4. Allergic Reaction to Topical Anesthetics: Although uncommon, this can be fatal. Symptoms involve the central nervous system, initially exhibiting excitation followed by paralysis, such as spasms or convulsions. Breathing becomes irregular and then stops, blood pressure drops, consciousness shifts from excitation to loss, and pupils dilate. Treatment includes antispasmodics, artificial respiration, and cardiac pacemakers if needed. 2. Common Complications of Maxillary Sinus Fistulization:
1. Nasolacrimal Duct Injury: Persistent tearing on the affected side post-surgery, caused by an overly anterior fistula position. Recently, some advocate placing the fistula in the middle of the inferior nasal meatus to avoid this.
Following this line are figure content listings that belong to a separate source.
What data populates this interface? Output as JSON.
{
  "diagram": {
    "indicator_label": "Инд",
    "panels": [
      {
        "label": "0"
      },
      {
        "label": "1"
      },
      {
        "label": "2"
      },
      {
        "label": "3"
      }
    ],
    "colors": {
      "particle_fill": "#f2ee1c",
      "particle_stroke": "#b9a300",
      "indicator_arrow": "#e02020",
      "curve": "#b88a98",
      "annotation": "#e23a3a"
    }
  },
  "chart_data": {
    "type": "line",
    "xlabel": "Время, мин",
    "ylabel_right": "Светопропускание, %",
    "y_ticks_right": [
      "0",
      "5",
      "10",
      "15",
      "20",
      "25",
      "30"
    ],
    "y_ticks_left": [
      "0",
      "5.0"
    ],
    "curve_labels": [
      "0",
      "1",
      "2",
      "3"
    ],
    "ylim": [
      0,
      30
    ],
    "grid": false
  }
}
2. Epistaxis: Occurs if the fistula is positioned too posteriorly, injuring the nasal branch of the greater palatine artery, or too anteriorly, damaging the nasal branch of the superior labial artery.
3. Adhesion Between Inferior Turbinate and Nasal Septum: Caused by improper post-operative management, leading to adhesion between the inferior turbinate and the lateral nasal wall. 3. Common Complications of Radical Maxillary Sinus Surgery:
1. Postoperative bleeding According to domestic statistics, the incidence rate is 2.4-7%. Most cases occur within 24 hours after surgery. Minor bleeding from the edges of the anterior wall window of the maxillary sinus or the counter-opening may be caused by injury to the inferior turbinate and can be stopped by compression; subsequent bleeding is secondary bleeding, often caused by infection of the residual mucous membrane in the sinus. If the bleeding is significant, the maxillary sinus can be explored through the original incision, the bleeding mucous membrane can be removed, and packing can be performed again to stop the bleeding.
2. Facial Swelling This condition is a postoperative reaction, often caused by the injection of a large amount of high-concentration local anesthetic into the buccal submucosa, excessive force from retractors, or prolonged surgery. Treatment involves early removal of nasal sinus packing, applying warm compresses to the face, and using antibiotics to prevent infection.
3. Numbness of the Upper Lip and Upper Teeth This is usually due to surgical incision injury to the infraorbital nerve or because the incision is close to the midline, injuring the maxillary incisor nerve. Recovery may take several months to a year.